Godlewski, Potcner, and 7k Metals didn’t respond to requests for comment.
QAnon leaders aren’t just selling silver. Scott McKay, a Q-backer who wields a tomahawk on stage and openly fantasizes about the murder of Democrats in his videos, appears at QAnon rallies across the country under the name “Patriot Streetfighter.”
In posts on the messaging app Telegram in March, McKay urged his fans to prepare for the launch of a mysterious project called “Operation Tomahawk.” Revealing little about the project, he promised that he was launching an “economic warfare platform” that would take on liberal corporations and “choke them out.”
“We are going to have millions and then tens of millions of people participating in this,” McKay declared in a video.

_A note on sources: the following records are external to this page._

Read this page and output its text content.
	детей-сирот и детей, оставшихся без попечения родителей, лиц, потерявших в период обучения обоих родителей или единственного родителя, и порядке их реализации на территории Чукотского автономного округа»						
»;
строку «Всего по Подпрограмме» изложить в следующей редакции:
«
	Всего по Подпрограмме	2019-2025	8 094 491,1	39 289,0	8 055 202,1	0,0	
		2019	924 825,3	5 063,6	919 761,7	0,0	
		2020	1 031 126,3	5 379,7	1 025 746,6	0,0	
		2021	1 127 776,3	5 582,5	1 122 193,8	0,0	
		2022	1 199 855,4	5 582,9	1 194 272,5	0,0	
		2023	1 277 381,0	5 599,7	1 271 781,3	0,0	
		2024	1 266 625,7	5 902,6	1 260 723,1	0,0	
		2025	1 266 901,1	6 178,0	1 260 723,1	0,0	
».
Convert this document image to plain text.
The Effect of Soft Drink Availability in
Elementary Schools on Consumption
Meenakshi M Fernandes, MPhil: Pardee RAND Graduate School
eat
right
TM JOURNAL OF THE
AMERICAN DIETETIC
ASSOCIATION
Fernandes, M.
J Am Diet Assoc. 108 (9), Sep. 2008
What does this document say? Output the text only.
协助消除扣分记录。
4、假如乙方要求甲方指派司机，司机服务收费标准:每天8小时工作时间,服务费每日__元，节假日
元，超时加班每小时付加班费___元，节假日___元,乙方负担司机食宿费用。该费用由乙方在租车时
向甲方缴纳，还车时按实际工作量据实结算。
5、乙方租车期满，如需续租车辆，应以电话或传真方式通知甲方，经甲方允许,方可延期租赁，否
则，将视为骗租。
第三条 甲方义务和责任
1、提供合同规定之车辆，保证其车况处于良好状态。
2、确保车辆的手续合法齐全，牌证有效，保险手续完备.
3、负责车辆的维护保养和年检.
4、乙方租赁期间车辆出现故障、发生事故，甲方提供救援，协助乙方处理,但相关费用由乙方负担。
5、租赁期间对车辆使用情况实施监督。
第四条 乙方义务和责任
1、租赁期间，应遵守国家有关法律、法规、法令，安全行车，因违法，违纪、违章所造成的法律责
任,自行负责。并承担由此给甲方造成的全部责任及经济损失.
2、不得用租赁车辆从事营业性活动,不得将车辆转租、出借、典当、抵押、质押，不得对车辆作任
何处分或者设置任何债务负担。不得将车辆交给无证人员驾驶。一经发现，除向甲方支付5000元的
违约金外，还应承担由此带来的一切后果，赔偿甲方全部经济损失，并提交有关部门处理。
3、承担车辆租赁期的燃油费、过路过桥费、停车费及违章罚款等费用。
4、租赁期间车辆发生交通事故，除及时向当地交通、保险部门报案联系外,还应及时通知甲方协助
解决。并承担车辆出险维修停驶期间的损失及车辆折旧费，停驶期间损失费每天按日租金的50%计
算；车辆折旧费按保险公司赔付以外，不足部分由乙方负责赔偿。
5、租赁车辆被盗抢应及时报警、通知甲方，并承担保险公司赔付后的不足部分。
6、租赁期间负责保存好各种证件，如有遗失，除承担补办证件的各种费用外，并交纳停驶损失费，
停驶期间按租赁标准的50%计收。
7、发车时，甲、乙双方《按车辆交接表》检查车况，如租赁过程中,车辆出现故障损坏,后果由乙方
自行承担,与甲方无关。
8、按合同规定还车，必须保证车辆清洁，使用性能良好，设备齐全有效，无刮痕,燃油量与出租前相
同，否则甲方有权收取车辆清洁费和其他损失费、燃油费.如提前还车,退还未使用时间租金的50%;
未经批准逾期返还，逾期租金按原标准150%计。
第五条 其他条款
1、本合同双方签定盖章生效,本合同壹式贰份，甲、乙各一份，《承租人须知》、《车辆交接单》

McKay’s Operation Tomahawk turned out to be Patriot Switch, another direct-selling business based on multi-level marketing. This time, QAnon followers are being urged to buy their products through Patriot Switch, thereby “supporting companies that promote freedom.” In a video to his followers, McKay promised that they would earn commissions by recruiting new people to sell through the company.
McKay didn’t respond to a request for comment.
Promoting the MLMs hasn’t always gone smoothly for the QAnon figures. In 2021, Godlewski’s efforts to pitch his followers ran afoul of Jeanette Geary, a conservative activist and Godlewski detractor. Geary told The Daily Beast in a December email that she had contacted the FBI and other law enforcement agencies about Godlewski’s silver operation. (Godlewski hasn’t been charged with any crimes connected to the silver sales).
Last year, Godlewski sued Geary for defamation in a Pennsylvania federal court over her allegations. Geary has claimed that Godlewski encouraged his followers to empty their 401(k) retirement accounts and convert them into silver sold by 7k Metals, according to his lawsuit.